Le cyberdissident tunisien Zouhair Yahyaoui, condamné à deux ans de prison pour "propagation de fausses nouvelles" sur son site Internet Tunezine.com, a reçu, le 19 juin, le premier Prix Cyberliberté Reporters s@ns frontières - Globenet . Il a été remis, à Paris, à sa fiancée, Sophie Piekarec.
Au moins 51 cyberdissidents sont actuellement derrière les barreaux. Parce qu'emprisonner, c'est éliminer un témoin essentiel et menacer le droit de chacun à l'information, Reporters sans frontières a choisi de récompenser un cyberdissident empêché de nous informer via Internet.
Sophie Piekarec, fiancée du cyberdissident tunisien Zouhair Yahyaoui, a reçu, le 19 juin à Paris, le trophée Cyberliberté Reporters s@ns frontières - Globenet 2003. Globenet est un founisseur d'accès associatif et militant qui défend la liberté d'expression sur le Net. Ce prix doté de 7 600 euros récompense un internaute qui, par son activité professionnelle ou ses prises de position, a su témoigner de son attachement à la liberté de circulation de l'information sur le Réseau.
Zouhair Yahyaoui derrière les barreaux : Quand Ben Ali emprisonne la satire et l'humour
Prison de Borj el Amri (banlieue de Tunis), 4 juin 2003. Un an, jour pour jour, que le cyberdissident Zouhair Yahyaoui, âgé de trente-cinq ans et créateur du site Internet TUNeZINE, est emprisonné.

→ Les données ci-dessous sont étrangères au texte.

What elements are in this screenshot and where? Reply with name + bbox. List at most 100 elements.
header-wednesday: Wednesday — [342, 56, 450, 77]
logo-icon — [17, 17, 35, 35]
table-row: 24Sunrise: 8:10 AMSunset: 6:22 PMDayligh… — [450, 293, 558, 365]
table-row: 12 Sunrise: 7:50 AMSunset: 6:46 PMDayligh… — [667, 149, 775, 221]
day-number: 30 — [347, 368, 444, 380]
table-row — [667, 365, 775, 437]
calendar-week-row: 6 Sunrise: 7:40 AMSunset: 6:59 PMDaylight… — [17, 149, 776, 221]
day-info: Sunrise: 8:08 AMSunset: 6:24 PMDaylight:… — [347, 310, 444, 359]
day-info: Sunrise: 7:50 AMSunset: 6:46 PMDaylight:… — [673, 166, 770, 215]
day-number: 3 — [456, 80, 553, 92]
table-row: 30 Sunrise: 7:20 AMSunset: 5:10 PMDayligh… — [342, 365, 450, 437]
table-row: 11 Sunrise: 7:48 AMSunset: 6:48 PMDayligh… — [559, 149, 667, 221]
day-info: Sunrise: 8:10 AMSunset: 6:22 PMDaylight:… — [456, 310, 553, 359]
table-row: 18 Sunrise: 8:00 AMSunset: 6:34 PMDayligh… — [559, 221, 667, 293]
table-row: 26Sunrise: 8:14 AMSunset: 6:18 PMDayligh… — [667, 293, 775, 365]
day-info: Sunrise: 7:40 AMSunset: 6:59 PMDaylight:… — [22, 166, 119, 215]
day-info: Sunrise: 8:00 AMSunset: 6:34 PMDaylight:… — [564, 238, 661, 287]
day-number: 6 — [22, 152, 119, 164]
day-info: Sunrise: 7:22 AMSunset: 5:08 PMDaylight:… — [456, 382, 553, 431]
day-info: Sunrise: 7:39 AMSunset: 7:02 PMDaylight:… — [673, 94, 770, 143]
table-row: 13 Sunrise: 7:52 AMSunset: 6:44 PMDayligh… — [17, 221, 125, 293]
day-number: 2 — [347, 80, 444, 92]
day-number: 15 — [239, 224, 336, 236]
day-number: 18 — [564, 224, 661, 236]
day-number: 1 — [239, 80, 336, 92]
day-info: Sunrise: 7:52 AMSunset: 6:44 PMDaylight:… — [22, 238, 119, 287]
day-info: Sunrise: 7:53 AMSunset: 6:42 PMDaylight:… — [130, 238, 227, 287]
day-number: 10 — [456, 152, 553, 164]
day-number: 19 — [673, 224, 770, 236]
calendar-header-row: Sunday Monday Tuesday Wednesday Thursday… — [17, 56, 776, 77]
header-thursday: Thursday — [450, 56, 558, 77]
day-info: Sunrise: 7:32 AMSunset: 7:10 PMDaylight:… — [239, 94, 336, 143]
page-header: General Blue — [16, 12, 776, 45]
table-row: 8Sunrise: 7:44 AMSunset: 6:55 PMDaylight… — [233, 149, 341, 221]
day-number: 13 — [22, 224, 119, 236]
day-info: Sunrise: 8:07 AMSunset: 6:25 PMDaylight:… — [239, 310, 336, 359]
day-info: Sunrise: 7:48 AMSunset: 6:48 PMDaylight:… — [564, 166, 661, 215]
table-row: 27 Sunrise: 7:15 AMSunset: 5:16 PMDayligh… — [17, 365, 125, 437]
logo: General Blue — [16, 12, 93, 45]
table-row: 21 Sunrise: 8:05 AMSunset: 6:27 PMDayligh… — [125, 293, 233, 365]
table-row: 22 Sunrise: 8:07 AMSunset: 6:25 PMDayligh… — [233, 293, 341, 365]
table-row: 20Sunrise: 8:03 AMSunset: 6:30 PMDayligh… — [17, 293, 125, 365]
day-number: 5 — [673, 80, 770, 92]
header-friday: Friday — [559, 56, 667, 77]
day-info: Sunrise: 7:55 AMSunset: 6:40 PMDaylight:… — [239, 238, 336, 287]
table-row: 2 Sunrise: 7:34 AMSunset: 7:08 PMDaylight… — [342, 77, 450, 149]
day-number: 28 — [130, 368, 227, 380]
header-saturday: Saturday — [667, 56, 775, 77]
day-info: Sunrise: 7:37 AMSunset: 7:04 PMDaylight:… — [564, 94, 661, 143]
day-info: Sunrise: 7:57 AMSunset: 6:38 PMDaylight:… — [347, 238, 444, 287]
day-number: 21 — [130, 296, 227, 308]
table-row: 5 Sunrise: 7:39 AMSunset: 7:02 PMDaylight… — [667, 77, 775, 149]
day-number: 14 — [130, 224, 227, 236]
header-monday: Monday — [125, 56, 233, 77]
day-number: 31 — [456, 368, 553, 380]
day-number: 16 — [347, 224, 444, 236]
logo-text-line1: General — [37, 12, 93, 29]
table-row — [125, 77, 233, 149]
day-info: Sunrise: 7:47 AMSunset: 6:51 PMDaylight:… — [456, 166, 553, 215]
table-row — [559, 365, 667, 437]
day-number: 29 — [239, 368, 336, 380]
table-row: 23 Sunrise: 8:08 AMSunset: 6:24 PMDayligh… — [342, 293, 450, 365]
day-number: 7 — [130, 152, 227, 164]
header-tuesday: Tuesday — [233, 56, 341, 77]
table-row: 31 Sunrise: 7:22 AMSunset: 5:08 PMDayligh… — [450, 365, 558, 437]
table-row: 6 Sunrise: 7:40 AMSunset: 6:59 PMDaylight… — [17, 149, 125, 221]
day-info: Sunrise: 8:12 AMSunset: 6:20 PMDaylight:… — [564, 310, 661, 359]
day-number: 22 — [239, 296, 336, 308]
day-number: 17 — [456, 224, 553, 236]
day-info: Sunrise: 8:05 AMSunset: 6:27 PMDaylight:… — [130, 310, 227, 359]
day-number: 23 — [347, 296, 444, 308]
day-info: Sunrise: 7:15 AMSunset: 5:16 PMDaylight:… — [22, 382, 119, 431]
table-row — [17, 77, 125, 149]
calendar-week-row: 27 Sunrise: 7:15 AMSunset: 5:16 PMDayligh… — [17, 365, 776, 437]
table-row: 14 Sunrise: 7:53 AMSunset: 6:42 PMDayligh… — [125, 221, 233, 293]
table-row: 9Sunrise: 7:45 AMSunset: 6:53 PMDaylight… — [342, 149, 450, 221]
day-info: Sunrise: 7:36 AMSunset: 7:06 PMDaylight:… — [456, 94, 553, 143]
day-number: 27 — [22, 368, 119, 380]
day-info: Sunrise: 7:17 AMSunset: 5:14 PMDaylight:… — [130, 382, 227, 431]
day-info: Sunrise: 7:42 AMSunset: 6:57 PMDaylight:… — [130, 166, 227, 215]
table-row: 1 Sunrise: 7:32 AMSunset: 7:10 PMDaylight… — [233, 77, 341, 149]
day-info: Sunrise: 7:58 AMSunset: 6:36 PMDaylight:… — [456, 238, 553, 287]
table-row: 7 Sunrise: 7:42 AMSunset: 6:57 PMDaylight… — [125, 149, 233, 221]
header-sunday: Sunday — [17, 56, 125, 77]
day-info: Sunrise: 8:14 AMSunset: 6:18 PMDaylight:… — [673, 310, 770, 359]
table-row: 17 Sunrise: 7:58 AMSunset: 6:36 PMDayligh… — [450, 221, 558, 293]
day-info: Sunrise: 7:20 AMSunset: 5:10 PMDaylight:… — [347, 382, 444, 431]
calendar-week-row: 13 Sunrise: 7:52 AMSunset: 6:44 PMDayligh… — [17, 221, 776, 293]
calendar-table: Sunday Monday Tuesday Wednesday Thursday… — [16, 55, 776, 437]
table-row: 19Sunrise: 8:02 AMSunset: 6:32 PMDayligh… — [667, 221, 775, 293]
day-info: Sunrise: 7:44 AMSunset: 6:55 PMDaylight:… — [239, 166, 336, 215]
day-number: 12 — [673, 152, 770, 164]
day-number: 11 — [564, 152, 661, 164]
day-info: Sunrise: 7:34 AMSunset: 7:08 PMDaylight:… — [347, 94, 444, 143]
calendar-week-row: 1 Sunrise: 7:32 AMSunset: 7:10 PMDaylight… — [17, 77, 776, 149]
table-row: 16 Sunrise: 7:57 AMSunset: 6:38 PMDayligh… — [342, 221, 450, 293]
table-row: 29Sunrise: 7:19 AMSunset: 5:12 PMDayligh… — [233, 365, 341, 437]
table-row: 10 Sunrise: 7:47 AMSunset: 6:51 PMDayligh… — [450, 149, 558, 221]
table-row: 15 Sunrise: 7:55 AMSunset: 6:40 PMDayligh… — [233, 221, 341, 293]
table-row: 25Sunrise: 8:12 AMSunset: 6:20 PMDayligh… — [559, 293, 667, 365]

Ce jour-là, sa fiancée française, Sophie Piekarec, voulait rejoindre à Tunis la famille du jeune homme pour ce triste anniversaire. A peine avait-elle posé les pieds sur le sol tunisien que la bien-aimée est refoulée illico.
Quel crime a donc commis ce cyberdissident pour subir de telles représailles ?
En juillet 2001, jeune diplômé au chômage et passionné d'Internet, Zouhair Yahyaoui lance, depuis la Tunisie, un site d'informations, seul moyen pour s'exprimer au royaume de la censure. Sous le pseudonyme d'Ettounsi, Zouhair Yahyaoui conquiert rapidement, avec TUNeZINE, un jeune public tunisien (dans le pays comme à l'étranger). Sa recette : l'humour et la dérision. En juillet 2001, en mettant en ligne le premier, sur TUNeZINE, la lettre ouverte que le juge Mokhtar Yahyaoui, son oncle, venait d'adresser au président Ben Ali pour dénoncer l'absence totale d'indépendance du pouvoir judiciaire en Tunisie, il commence à se faire l'écho des revendications des défenseurs des droits de l'homme.
Rédigés le plus souvent en arabe dialectal, ses écrits et ceux de son équipe dérangent le pouvoir qui, via une cyberpolice redoutable - une des plus efficaces au monde - engage la traque. Le 4 juin 2002, Zouhair Yahyaoui est arrêté par une dizaine de policiers en civil dans un cybercafé de la banlieue de Tunis. Le cyberdissident est conduit à son domicile, où les policiers effectuent une fouille de sa chambre et saisissent son matériel informatique. Interrogé, peu après, par des membres de la Direction de la Sûreté d'Etat (DES, qui dépend du ministère de l'Intérieur), Zouhair Yahyaoui révèle le mot de passe du site. Il est également torturé. Le 10 juillet, au terme d'un procès expéditif, le jeune homme est condamné, en appel, à deux ans de prison pour " propagation de fausses nouvelles ".
Depuis, Zouhair Yahyaoui continue à se battre depuis le fond de son cachot. Son seul moyen, désormais, pour lutter contre l'injustice dont il est victime : les grèves de la faim. Il en a entamé trois depuis le début de l'année 2003. Epuisé, l'homme n'en demeure pas moins déterminé.